Kerusakan DAS di Indonesia
Mengacu pada evaluasi dan hasil pelaksanaan Pemantauan Kualitas Air
33 Propinsi Tahun 2011 oleh Pusarpedal -KLH yang disampaikan dalam
rakernis PKA 33 Provinsi di Jaya Pura, Papua, dari 51 sungai yang
dipantau di Indonesia 62, 74% masuk kategori tercemar Berat, 31, 37%
tercemar Sedang-berat, 3,92% tercemar. Padahal Indonesia memiliki
sedikitnya 5.590 sungai utama dan 65.017 anak sungai. Dari 5,5 ribu
sungai utama panjang totalnya mencapai 94.573 km dengan luas Daerah
Aliran Sungai (DAS) mencapai 1.512.466 km2. Selain mempunyai
fungsi hidrologis, sungai juga mempunyai peran dalam
menjaga keanekaragaman hayati, nilai ekonomi, budaya, transportasi,
pariwisata dan lainnya.
Namun sayangnya setiap tahun selalu terjadi peningkatan jumlah DAS
kritis di Indonesia. Jumlah DAS Kritis di Indonesia selalu mengalami
peningkatan setiap tahunnya pada tahun 1984 terdapat 22 DAS Kritis
meningkat menjadi 39 DAS pada tahun 1992. Pada tahun 1998 jumlah DAS
Kritis meningkat menjadi 55 DAS, hasil inventarisasi terakhir oleh
Kementrian Lingkungan Hidup pada tahun 2010 terdapat 62 DAS dalam status
Kritis. “DAS kritis ini umumnya terdapat di pulau Jawa atau pada daerah
lain yang mengalami peningkatan jumlah penduduk,” kata Prigi Arisandi
S.Si, M.Si, Koordinator Pemulihan DAS Indonesia.

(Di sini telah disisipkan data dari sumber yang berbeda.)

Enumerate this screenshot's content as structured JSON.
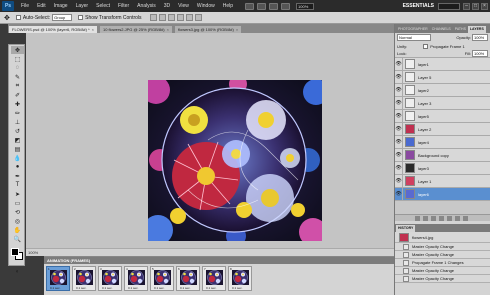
{
  "app": {
    "logo": "Ps",
    "menus": [
      "File",
      "Edit",
      "Image",
      "Layer",
      "Select",
      "Filter",
      "Analysis",
      "3D",
      "View",
      "Window",
      "Help"
    ],
    "zoom": "100%",
    "workspace": "ESSENTIALS"
  },
  "options": {
    "auto_select_label": "Auto-Select:",
    "auto_select_value": "Group",
    "show_transform_label": "Show Transform Controls"
  },
  "tabs": [
    {
      "label": "FLOWERS.psd @ 100% (layer6, RGB/8#) *",
      "active": true
    },
    {
      "label": "10 flowers2.JPG @ 25% (RGB/8#)",
      "active": false
    },
    {
      "label": "flowers3.jpg @ 100% (RGB/8#)",
      "active": false
    }
  ],
  "status": "100%",
  "animation": {
    "title": "ANIMATION (FRAMES)",
    "frames": [
      {
        "num": "1",
        "delay": "0.1 sec."
      },
      {
        "num": "2",
        "delay": "0.1 sec."
      },
      {
        "num": "3",
        "delay": "0.1 sec."
      },
      {
        "num": "4",
        "delay": "0.1 sec."
      },
      {
        "num": "5",
        "delay": "0.1 sec."
      },
      {
        "num": "6",
        "delay": "0.1 sec."
      },
      {
        "num": "7",
        "delay": "0.1 sec."
      },
      {
        "num": "8",
        "delay": "0.1 sec."
      }
    ]
  },
  "panels": {
    "tabs": [
      "PHOTOGRAPHER",
      "CHANNELS",
      "PATHS",
      "LAYERS"
    ],
    "blend_mode": "Normal",
    "opacity_label": "Opacity:",
    "opacity_value": "100%",
    "unify_label": "Unify:",
    "propagate_label": "Propagate Frame 1",
    "lock_label": "Lock:",
    "fill_label": "Fill:",
    "fill_value": "100%",
    "layers": [
      {
        "name": "layer1",
        "selected": false,
        "swatch": "#f0f0f0"
      },
      {
        "name": "Layer 5",
        "selected": false,
        "swatch": "#efefef"
      },
      {
        "name": "layer2",
        "selected": false,
        "swatch": "#f2f2f2"
      },
      {
        "name": "Layer 3",
        "selected": false,
        "swatch": "#eeeeee"
      },
      {
        "name": "layer5",
        "selected": false,
        "swatch": "#f1f1f1"
      },
      {
        "name": "Layer 2",
        "selected": false,
        "swatch": "#c03050"
      },
      {
        "name": "layer4",
        "selected": false,
        "swatch": "#4a6ad0"
      },
      {
        "name": "Background copy",
        "selected": false,
        "swatch": "#8a4aa0"
      },
      {
        "name": "layer3",
        "selected": false,
        "swatch": "#2a2a2a"
      },
      {
        "name": "Layer 1",
        "selected": false,
        "swatch": "#d04060"
      },
      {
        "name": "layer6",
        "selected": true,
        "swatch": "#5a6ad0"
      }
    ],
    "history_tab": "HISTORY",
    "history": [
      {
        "label": "flowers4.jpg",
        "snapshot": true
      },
      {
        "label": "Master Opacity Change",
        "snapshot": false
      },
      {
        "label": "Master Opacity Change",
        "snapshot": false
      },
      {
        "label": "Propagate Frame 1 Changes",
        "snapshot": false
      },
      {
        "label": "Master Opacity Change",
        "snapshot": false
      },
      {
        "label": "Master Opacity Change",
        "snapshot": false
      }
    ]
  },
  "colors": {
    "ui_dark": "#2b2b2b",
    "selection_blue": "#5a8fd0"
  }
}
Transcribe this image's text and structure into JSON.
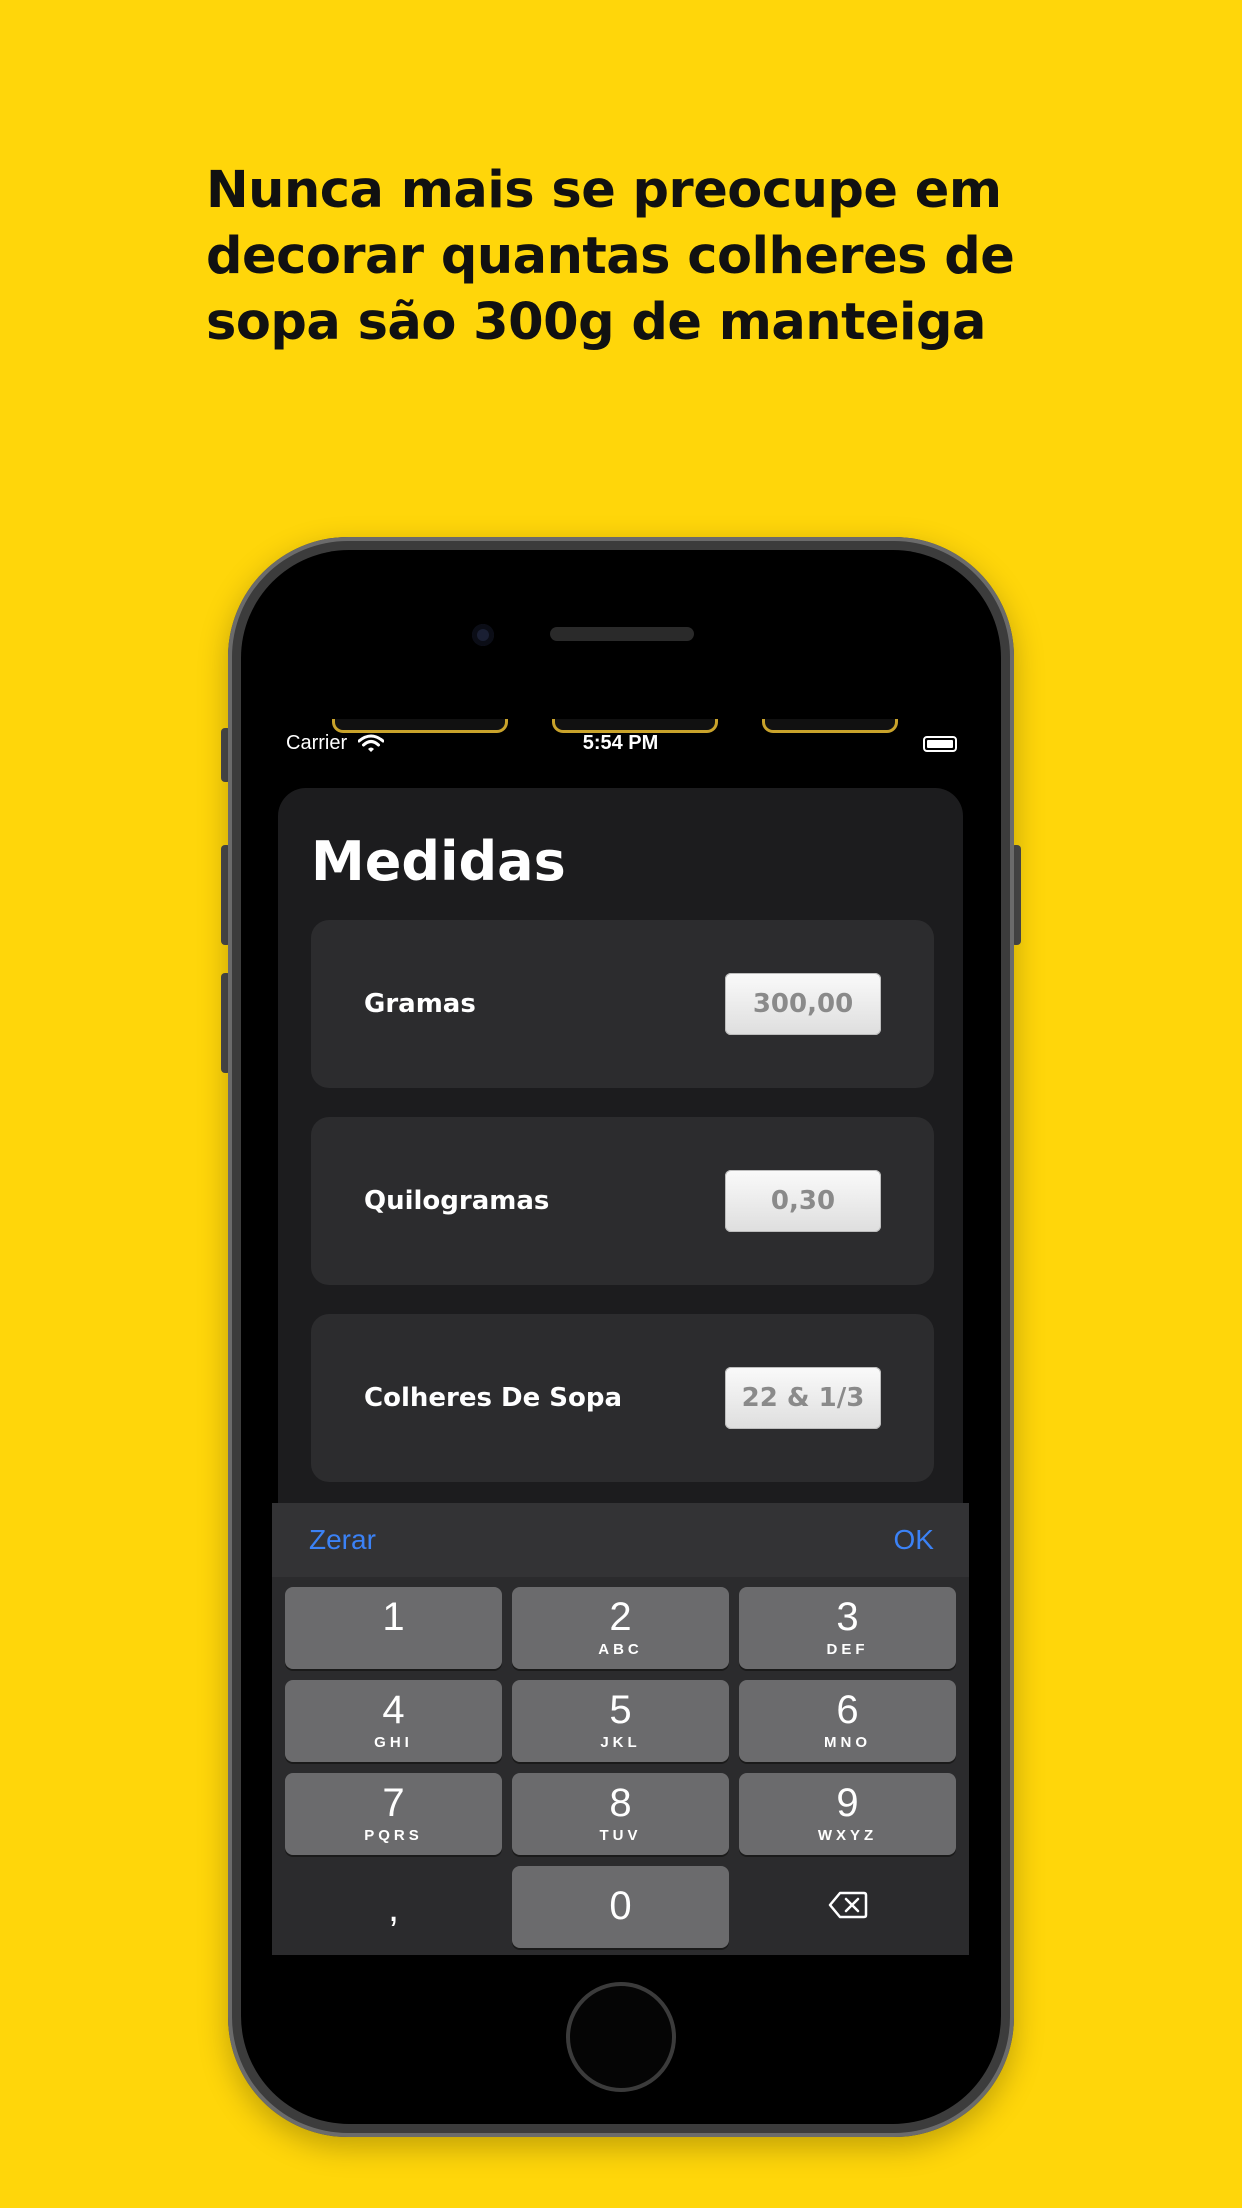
{
  "headline": {
    "lines": [
      "Nunca mais se preocupe em",
      "decorar quantas colheres de",
      "sopa são 300g de manteiga"
    ]
  },
  "status_bar": {
    "carrier": "Carrier",
    "time": "5:54 PM"
  },
  "app": {
    "title": "Medidas",
    "rows": [
      {
        "label": "Gramas",
        "value": "300,00"
      },
      {
        "label": "Quilogramas",
        "value": "0,30"
      },
      {
        "label": "Colheres De Sopa",
        "value": "22 & 1/3"
      }
    ]
  },
  "keyboard": {
    "accessory_left": "Zerar",
    "accessory_right": "OK",
    "keys": [
      {
        "digit": "1",
        "letters": ""
      },
      {
        "digit": "2",
        "letters": "ABC"
      },
      {
        "digit": "3",
        "letters": "DEF"
      },
      {
        "digit": "4",
        "letters": "GHI"
      },
      {
        "digit": "5",
        "letters": "JKL"
      },
      {
        "digit": "6",
        "letters": "MNO"
      },
      {
        "digit": "7",
        "letters": "PQRS"
      },
      {
        "digit": "8",
        "letters": "TUV"
      },
      {
        "digit": "9",
        "letters": "WXYZ"
      }
    ],
    "comma": ",",
    "zero": "0",
    "delete_icon": "backspace-icon"
  },
  "colors": {
    "background": "#FFD60A",
    "accent": "#3b82f6",
    "sheet": "#1c1c1e",
    "row": "#2c2c2e"
  }
}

Kali Ciliwung salah satunya, termasuk dalam DAS kritis di Indonesia
yang saat ini sedang mengalami kerusakan serius pada semua segmen DAS,
hal ini diungkapkan oleh Ir. Hj Dewi Nurhayati,Msi selaku Kepala Bidang
Pengendalian Kerusakan BPLHD Jawa Barat seperti dikutip dari rilis
Ecoton yang diterima Mongabay Indonesia.
Biotilik dan Pemulihan Daerah Aliran Sungai
Metode Biotilik adalah cara pemantauan kualitas air yang mudah dan
murah sehingga membuka ruang bagi masyarakat untuk bisa terlibat
termasuk di dalamnya pelajar, guru dan komunitas di Ciliwung. Sudirman
Asun dari Ciliwung Institut menyatakan bahwa selama ini konsep
pendekatan pengendalian pencemaran dan pemulihan sungai jauh dari
melibatkan masyarakat, sentralistik, mahal dan eksklusif. Padahal
Indonesia yang memiliki keanekaragaman habitat dan ekosistem dengan
pengaruh kondisi lingkungan yang berbeda sehingga tidak seharusnya
diterapkan metode yang seragam dalam pemantauan kualitas air dan upaya
pemulihan DAS.
Untuk pemulihan kerusakan Daerah Aliran Sungai (DAS) dibutuhkan
partisipasi masyarakat. “Masyarakat didorong untuk terlibat dalam
menjaga Sungai, masyarakat harus diposisikan sebagai komponen penting
dalam karena Pemerintah atau instansi yang bertanggung jawab atas
pengelolaan sungai tidak memiliki komitmen kuat dalam menjaga
kelestarian fungsi ekologis sungai,” kata Daru Setyorini M.Si, Direktur
Institut Perlindungan dan Pemulihan Sungai (INSPIRASI).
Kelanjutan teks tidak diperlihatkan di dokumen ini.